Anne Rigail a semblé répondre à ces préoccupations dans une vidéo interne. S’adressant aux 40 000 employés de la compagnie, la directrice générale a déclaré : « Nous devons tous reconnaître qu’aujourd’hui, ces situations sont susceptibles de se produire. J’attends de l’ensemble de l’équipe de direction qu’elle fasse tout le nécessaire pour que les employés puissent s’exprimer et se sentir protégés. »

Le personnel devrait être protégé par la charte anti-harcèlement d’Air France, mais le principal syndicat de pilotes, le SNPL, a refusé de la signer. « Cette charte n’est pas adaptée à notre mode de vie nomade », a expliqué Carl Grain, capitaine et président de la section Air France du SNPL.
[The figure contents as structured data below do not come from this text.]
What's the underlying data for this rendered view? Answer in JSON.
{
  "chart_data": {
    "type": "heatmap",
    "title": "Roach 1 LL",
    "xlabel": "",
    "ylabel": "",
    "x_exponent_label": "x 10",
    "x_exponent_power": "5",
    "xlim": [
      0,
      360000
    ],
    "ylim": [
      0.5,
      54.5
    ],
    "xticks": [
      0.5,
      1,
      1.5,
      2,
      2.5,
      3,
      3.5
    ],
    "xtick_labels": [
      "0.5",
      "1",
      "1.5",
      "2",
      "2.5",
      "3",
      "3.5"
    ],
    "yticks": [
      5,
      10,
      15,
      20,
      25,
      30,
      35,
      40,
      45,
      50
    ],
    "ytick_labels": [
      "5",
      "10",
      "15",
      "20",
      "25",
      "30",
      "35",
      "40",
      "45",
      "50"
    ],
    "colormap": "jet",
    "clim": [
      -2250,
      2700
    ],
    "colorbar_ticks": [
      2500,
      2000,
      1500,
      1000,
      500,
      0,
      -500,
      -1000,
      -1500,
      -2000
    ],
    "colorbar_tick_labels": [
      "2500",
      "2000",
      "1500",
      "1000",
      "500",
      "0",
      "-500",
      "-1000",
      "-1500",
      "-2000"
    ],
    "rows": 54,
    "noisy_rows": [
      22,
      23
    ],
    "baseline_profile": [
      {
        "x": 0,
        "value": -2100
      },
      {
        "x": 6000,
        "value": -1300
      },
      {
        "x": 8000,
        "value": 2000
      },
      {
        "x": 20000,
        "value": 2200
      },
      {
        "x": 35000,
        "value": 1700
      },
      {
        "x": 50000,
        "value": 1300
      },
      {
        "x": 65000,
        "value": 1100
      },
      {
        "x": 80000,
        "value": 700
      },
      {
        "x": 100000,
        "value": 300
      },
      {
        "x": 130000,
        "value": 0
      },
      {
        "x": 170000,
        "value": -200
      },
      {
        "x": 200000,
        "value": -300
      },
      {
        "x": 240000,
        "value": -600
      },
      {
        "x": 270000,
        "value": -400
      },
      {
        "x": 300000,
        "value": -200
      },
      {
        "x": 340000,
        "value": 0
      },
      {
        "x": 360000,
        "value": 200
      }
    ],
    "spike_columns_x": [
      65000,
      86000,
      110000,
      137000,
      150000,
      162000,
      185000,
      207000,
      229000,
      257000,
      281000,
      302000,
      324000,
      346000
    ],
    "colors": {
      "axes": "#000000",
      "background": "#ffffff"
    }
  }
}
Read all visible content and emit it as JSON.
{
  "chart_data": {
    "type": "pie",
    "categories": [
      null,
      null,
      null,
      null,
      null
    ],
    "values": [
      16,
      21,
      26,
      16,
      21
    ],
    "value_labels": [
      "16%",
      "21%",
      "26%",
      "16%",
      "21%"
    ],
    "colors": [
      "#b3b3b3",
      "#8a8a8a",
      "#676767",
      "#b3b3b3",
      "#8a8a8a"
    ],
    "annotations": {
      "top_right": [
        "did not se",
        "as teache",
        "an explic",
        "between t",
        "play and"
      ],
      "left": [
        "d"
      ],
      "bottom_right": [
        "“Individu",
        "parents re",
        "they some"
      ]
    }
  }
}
Cependant, Alter, un autre syndicat, adopte une position différente. David Buchard, pilote et représentant du syndicat Alter, estime que l’enquête « révèle également un échec de la direction d’Air France à protéger le personnel ».

Dès 2021, Alter avait alerté à plusieurs reprises la direction sur la « normalisation » de comportements susceptibles de conduire à des situations « dramatiques », remettant même en question « la sécurité des vols ».

Le syndicat réclame des formations en présentiel dispensées par des organismes externes à Air France pour sensibiliser les pilotes, CDB et instructeurs au harcèlement et sexisme.

Selon Libération, Air France a mené 18 enquêtes sur des cas présumés de harcèlement sexuel en 2023 et 2024, aboutissant à 11 sanctions disciplinaires, dont trois licenciements.